Lowestoft, the most easterly town in England, has had a long association with the sea, with a fishing community recorded here since before the Middle Ages. By the first half of the 19th Century, the industrialisation of fishing took Lowestoft’s trade to to new levels, and the coming of the railway meant that fish landed in the morning in Lowestoft could arrive in Manchester in time for High Tea!  

With the growth of the fishing industry The Grit became hugely overpopulated with, at its height, over 2,700 people living in just 500 tiny homes. Almost everybody living in the beach village worked in fishing or one of the many supporting industries, from net, rope and sail-makers, to lamp-makers and boatwrights.

The Grit boasted 13 pubs and its own brewery, several bakeries, a dairy, and a butchers with its own abbatoir. Folk who lived in The Grit were different from the town's population.

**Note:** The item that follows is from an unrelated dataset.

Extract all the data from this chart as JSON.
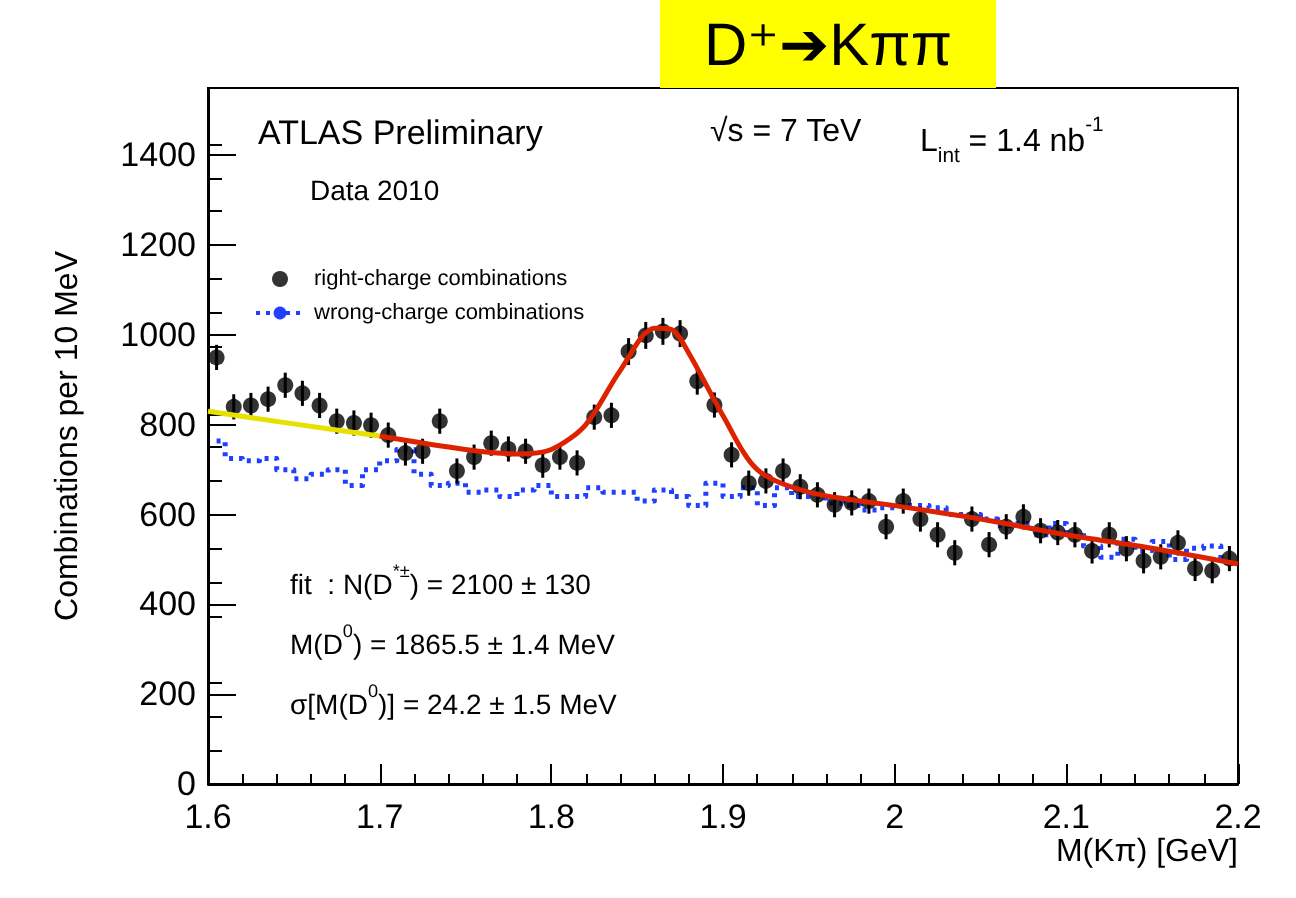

They were described as having: “Not quite a dialect, but words or smudges of words, that wouldn’t be heard elsewhere.”

The Grit’s decline began with war in 1914. Some of the fishing fleet was commissioned for national and military use, and the village was bombarded by the German fleet who were trying to destroy the Lowestoft’s gasworks. Major flooding over several years between the wars made the area virtually unfit for habitation and in 1933 the local authority began clearing the area and laying plans for redevelopment that were never fulfilled.

WWII came and went, further decimating the area, and in 1949, Birds Eye opened a depot which was developed by 1952 into a vast production unit. In 1953, the worst flooding in history of the east coast devastated 400 homes, and two years after that the so-called ‘slum clearance’ began in earnest.

Little now remains of the bustling village or its many residents, except for the warehouse and workshop buildings along Whapload Road: one of which is home to Blackshore Coastal Clothing.

This part of town has been designated a Heritage Action Zone and we are proud to be part of its long awaited regeneration.


The tide of fashion is turning. People are dismayed by the wastage and the unacceptable labour practices involved in fast-fashion, and are hungry for long-lasting, craft-made clothing.

Britain is never likely to make mass-produced fast-fashion again. But there is a renaissance in premium quality, slow-make clothing in many corners of the country. And that's the movement that Blackshore is proud to be a part of.

Making small, making slow, making with care, all have great advantages. You get a premium quality product, which is always going to be rarer and more distinctive than high street brands. You know that your garment has been produced ethically, by a small team of craftspeople. And you'll also know that your garment is backed by a lifetime visible repair guarantee.

By making here in Lowestoft we are also supporting the revival of a UK industry which just a few years ago was struggling to survive. In doing this we strive to find quality British made fabrics and fastenings for use throughout our collection. The vast majority of our fabrics are sourced from British cloth mills, and some of our fabrics are even made from British-spun yarn.

On the rare occasions when no British factory can be found to make a particular fabric to our exacting specification, we guarantee that we will only ever work with ethically managed producers from other countries. When this is the case you’ll find it clearly marked on the individual product page.

We are very proud to be part of a growing Made in Britain movement, and very proud to be making here in Lowestoft. We hope that our collection inspires you to support the British made menswear industry.